The next step is to scale up to GPT-2 124M and benchmark against PyTorch directly.

JIT compilation

The AOT approach (sheaf build) required a manual compilation step and couldn't handle higher-order functions or closures that capture runtime state. The JIT compiler replaced it with transparent on-first-call compilation.

When a pure function is called for the first time, the JIT traces its arguments to infer concrete types (no more defparams!) and automatically runs the full compiler pipeline. If the function's source changes, the hash changes, and the JIT recompiles. The iree-compile toolchain is auto-downloaded on first use (Zig-style), so there's nothing to install.

f32 everywhere

A less obvious optimization: the interpreter was using f64 internally (Rust and ndarray's default float type), while IREE and the GPU work exclusively in f32. Every tensor crossing the interpreter-IREE boundary was being cast, element by element.

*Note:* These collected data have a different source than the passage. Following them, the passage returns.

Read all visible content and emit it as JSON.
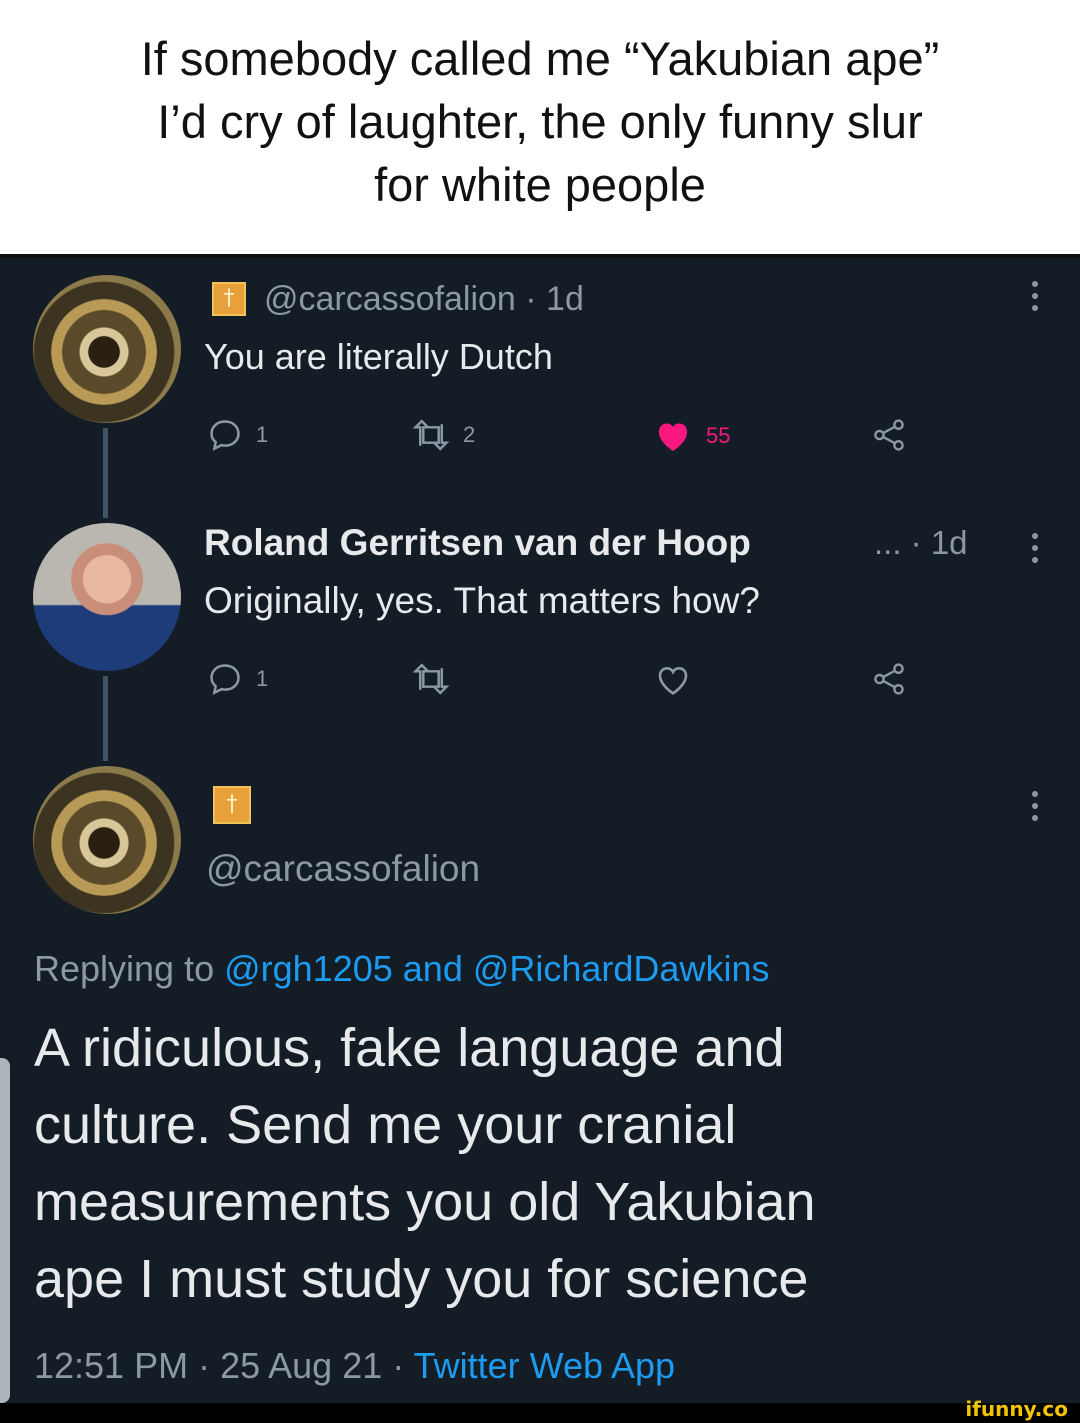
{
  "caption": {
    "lines": [
      "If somebody called me “Yakubian ape”",
      "I’d cry of laughter, the only funny slur",
      "for white people"
    ]
  },
  "tweet1": {
    "flag_glyph": "†",
    "handle_time": "@carcassofalion · 1d",
    "text": "You are literally Dutch",
    "replies": "1",
    "retweets": "2",
    "likes": "55",
    "liked": true,
    "like_color": "#f91880"
  },
  "tweet2": {
    "name": "Roland Gerritsen van der Hoop",
    "meta": "... · 1d",
    "text": "Originally, yes. That matters how?",
    "replies": "1"
  },
  "tweet3": {
    "flag_glyph": "†",
    "handle": "@carcassofalion",
    "replying_prefix": "Replying to ",
    "replying_users": "@rgh1205 and @RichardDawkins",
    "text_lines": [
      "A ridiculous, fake language and",
      "culture. Send me your cranial",
      "measurements you old Yakubian",
      "ape I must study you for science"
    ],
    "time_date": "12:51 PM · 25 Aug 21 · ",
    "client": "Twitter Web App"
  },
  "watermark": "ifunny.co",
  "colors": {
    "background": "#141d26",
    "text": "#e7e9ea",
    "muted": "#8b98a5",
    "link": "#1d9bf0",
    "like": "#f91880"
  },
  "icons": {
    "reply": "speech-bubble-icon",
    "retweet": "retweet-icon",
    "like": "heart-icon",
    "share": "share-icon",
    "more": "vertical-dots-icon"
  }
}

Switching Value::Float from f64 to f32 eliminated this conversion entirely. The impact on inference was a 31% speedup (1080ms to 746ms for 100 tokens), and training dropped from 1.26s to ~670ms per step.

DeviceBuffer and the fast path

The final optimization addressed what happens between consecutive IREE calls. When adam-step produces updated parameters on the GPU, those tensors should flow directly into the next train-step call without ever touching host memory.

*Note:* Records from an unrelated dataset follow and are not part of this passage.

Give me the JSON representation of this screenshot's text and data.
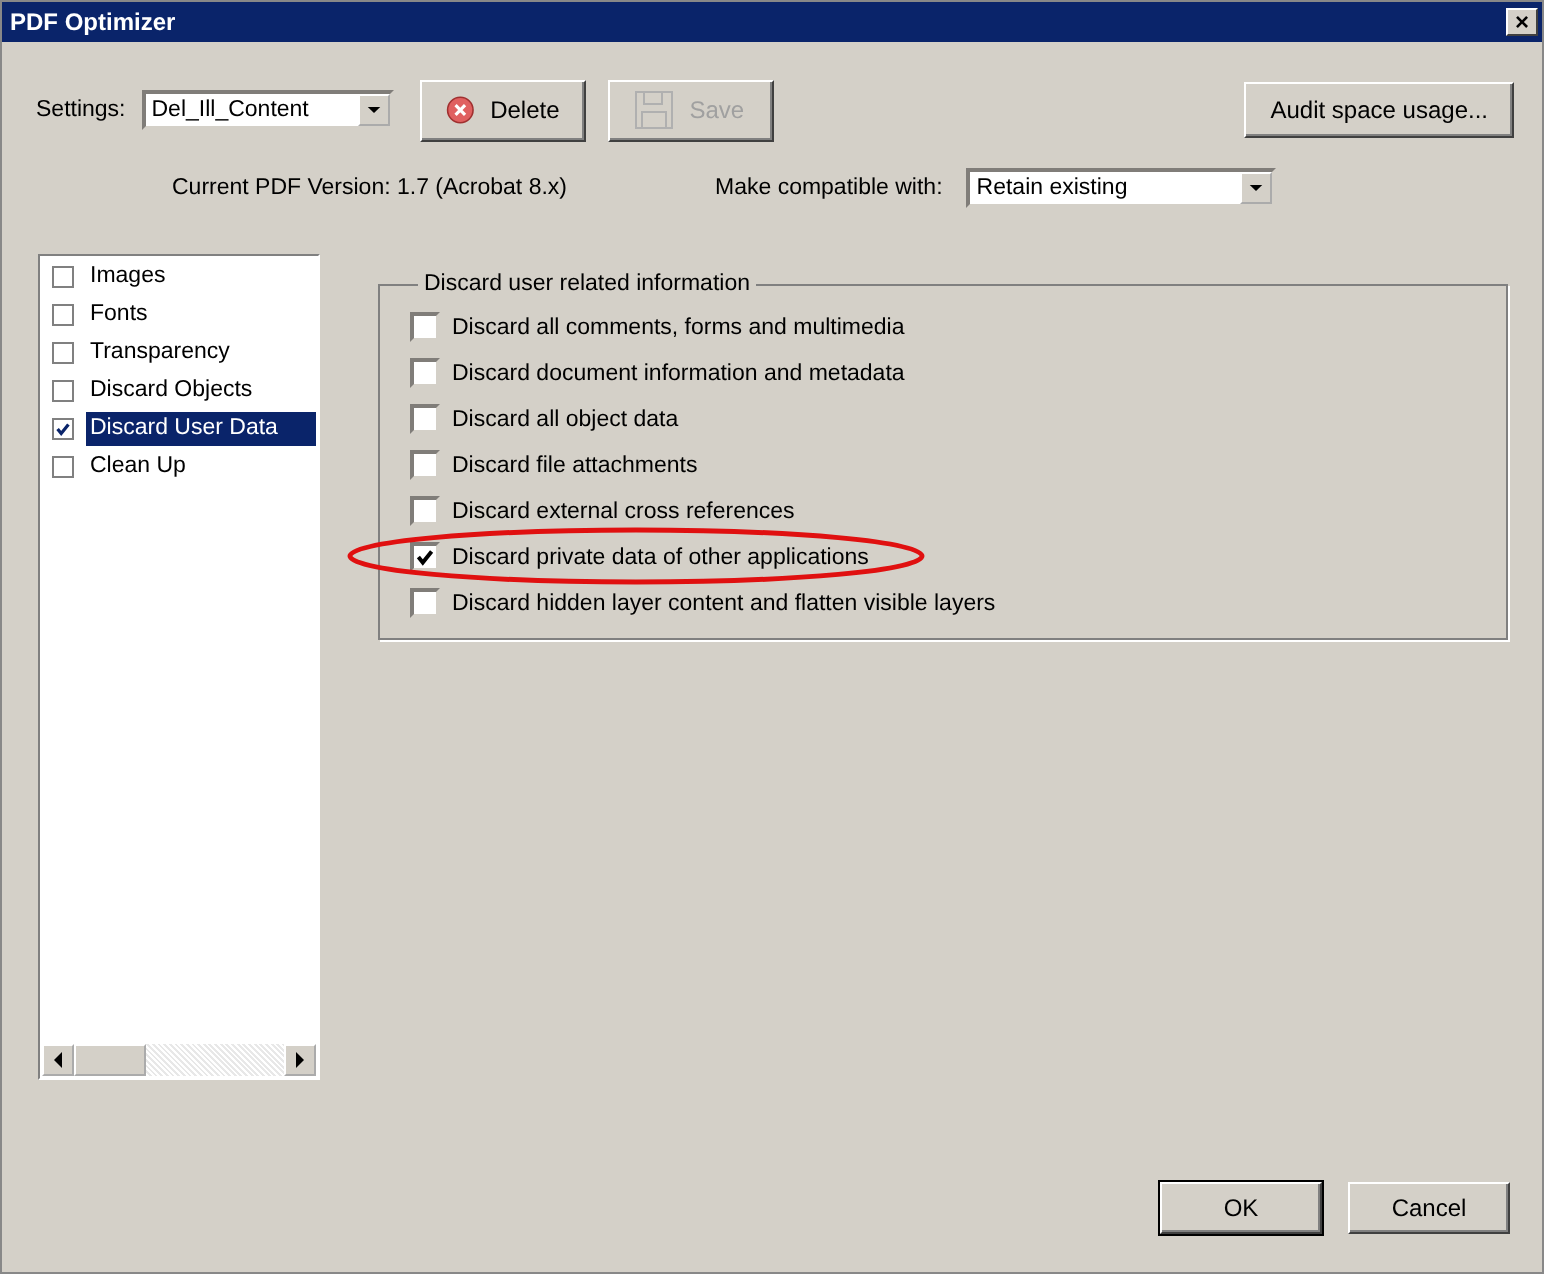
{
  "window": {
    "title": "PDF Optimizer",
    "close": "×"
  },
  "settings": {
    "label": "Settings:",
    "value": "Del_Ill_Content"
  },
  "toolbar_buttons": [
    {
      "kind": "delete",
      "label": "Delete",
      "disabled": false
    },
    {
      "kind": "save",
      "label": "Save",
      "disabled": true
    }
  ],
  "audit_button": "Audit space usage...",
  "version": "Current PDF Version: 1.7 (Acrobat 8.x)",
  "compatible": {
    "label": "Make compatible with:",
    "value": "Retain existing"
  },
  "categories": [
    {
      "label": "Images",
      "checked": false,
      "selected": false
    },
    {
      "label": "Fonts",
      "checked": false,
      "selected": false
    },
    {
      "label": "Transparency",
      "checked": false,
      "selected": false
    },
    {
      "label": "Discard Objects",
      "checked": false,
      "selected": false
    },
    {
      "label": "Discard User Data",
      "checked": true,
      "selected": true
    },
    {
      "label": "Clean Up",
      "checked": false,
      "selected": false
    }
  ],
  "group": {
    "title": "Discard user related information",
    "options": [
      {
        "label": "Discard all comments, forms and multimedia",
        "checked": false,
        "highlighted": false
      },
      {
        "label": "Discard document information and metadata",
        "checked": false,
        "highlighted": false
      },
      {
        "label": "Discard all object data",
        "checked": false,
        "highlighted": false
      },
      {
        "label": "Discard file attachments",
        "checked": false,
        "highlighted": false
      },
      {
        "label": "Discard external cross references",
        "checked": false,
        "highlighted": false
      },
      {
        "label": "Discard private data of other applications",
        "checked": true,
        "highlighted": true
      },
      {
        "label": "Discard hidden layer content and flatten visible layers",
        "checked": false,
        "highlighted": false
      }
    ]
  },
  "buttons": [
    {
      "label": "OK",
      "default": true
    },
    {
      "label": "Cancel",
      "default": false
    }
  ]
}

DeviceBuffer wraps an IREE buffer view that stays on the GPU. When all inputs to an IREE call are already DeviceBuffers, a fast path skips the buffer cache entirely: no mutex lock, no fingerprint check, just a pointer retain and push. For multi-step training, this means step 1 pays the full marshalling cost (all tensors are new), but steps 2+ run with near-zero buffer overhead.

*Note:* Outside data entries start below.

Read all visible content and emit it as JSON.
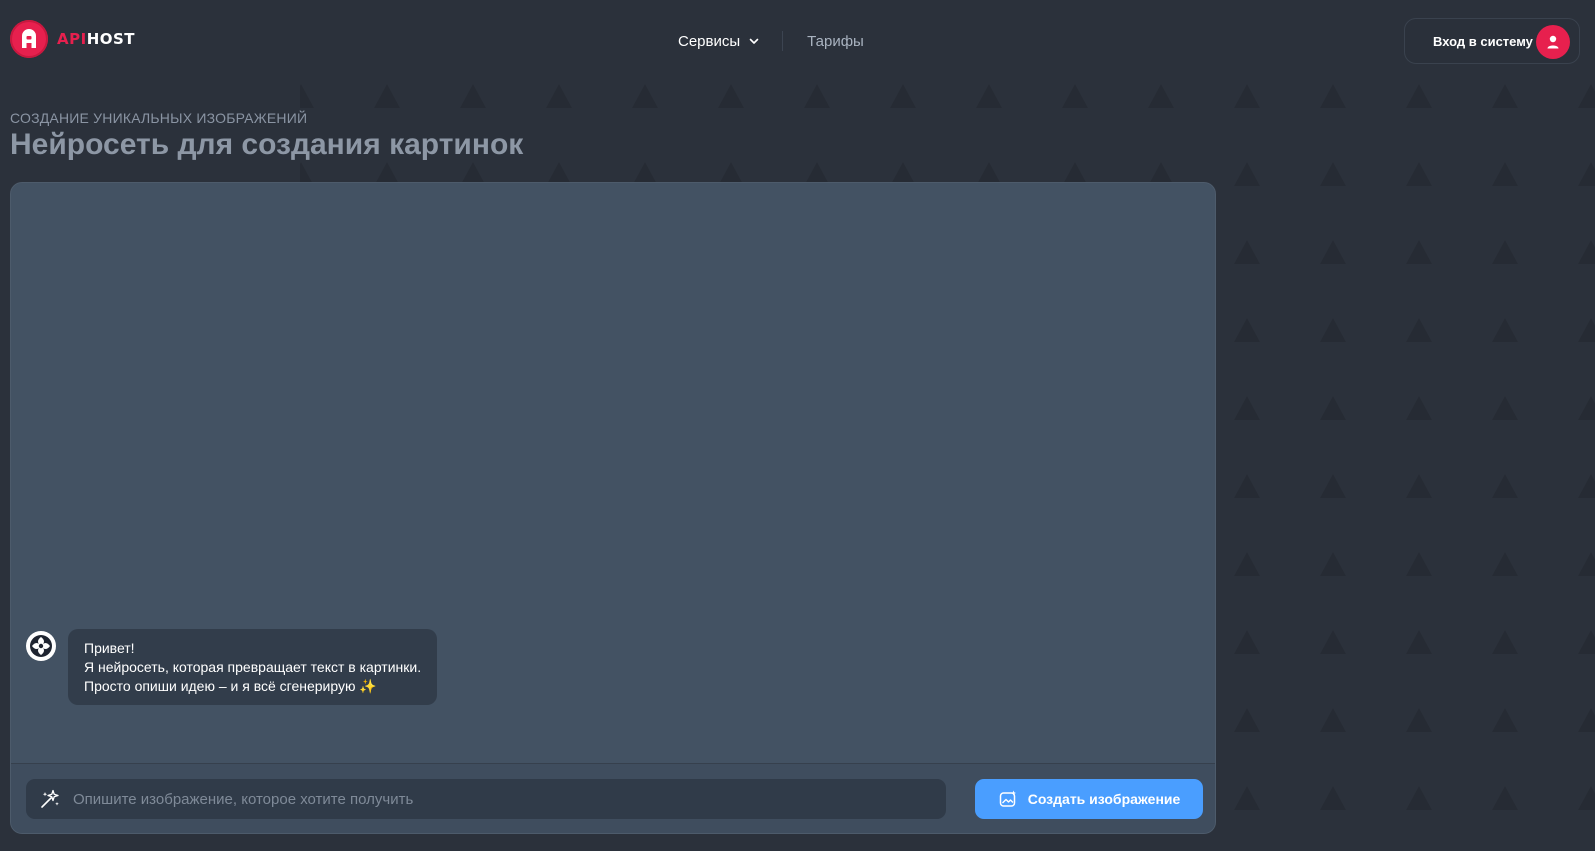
{
  "colors": {
    "brand": "#e7204e",
    "accent": "#4a9eff",
    "background": "#2b313b",
    "panel": "#435263"
  },
  "header": {
    "logo": {
      "part1": "API",
      "part2": "HOST",
      "icon": "apihost-logo-icon"
    },
    "nav": [
      {
        "label": "Сервисы",
        "icon": "chevron-down-icon"
      },
      {
        "label": "Тарифы"
      }
    ],
    "login": {
      "label": "Вход в систему",
      "icon": "user-icon"
    }
  },
  "hero": {
    "subtitle": "СОЗДАНИЕ УНИКАЛЬНЫХ ИЗОБРАЖЕНИЙ",
    "title": "Нейросеть для создания картинок"
  },
  "chat": {
    "messages": [
      {
        "avatar_icon": "ai-logo-icon",
        "lines": [
          "Привет!",
          "Я нейросеть, которая превращает текст в картинки.",
          "Просто опиши идею – и я всё сгенерирую ✨"
        ]
      }
    ]
  },
  "composer": {
    "input_icon": "magic-wand-icon",
    "placeholder": "Опишите изображение, которое хотите получить",
    "value": "",
    "button_label": "Создать изображение",
    "button_icon": "image-create-icon"
  }
}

IREE dispatch profile (3 calls, 1461.5ms total):
  flatten:      0.0ms ( 0.0%)
  buffers:    416.7ms (28.5%)  [hits: 908, misses: 454]
  call:      1044.7ms (71.5%)
  output:       0.0ms ( 0.0%)

All 454 misses occur on step 1. Steps 2 and 3 are 100% cache hits.

Where things stand

Here is the full journey on GPT-2 124M training so far (batch=1, block=64, Metal GPU):

Version	Per step (warm)	vs PyTorch MPS
Interpreter only	~11s	86×
+ JIT	1.26s	10×
+ f32 interpreter	~670ms	5×
+ DeviceBuffer fast path	533ms	4.2×
PyTorch (eager, MPS)	128ms	baseline

From 11 seconds to 533 milliseconds. The remaining 4.2× gap is now dominated by the GPU kernel itself (71.5% of dispatch time). This is IREE's Metal backend vs Apple's MPS, which is a different compiler targeting the same hardware and is outside Sheaf's control.

For inference, the picture is different. For 100 tokens of autoregressive generation, 94% of the time is spent in the GPU call. Buffer overhead is negligible. The gap with PyTorch (746ms vs 390ms) is entirely in kernel quality.

The optimizations described here will continue in a follow-up article, where I'll cover the autodiff pipeline and training step fusion.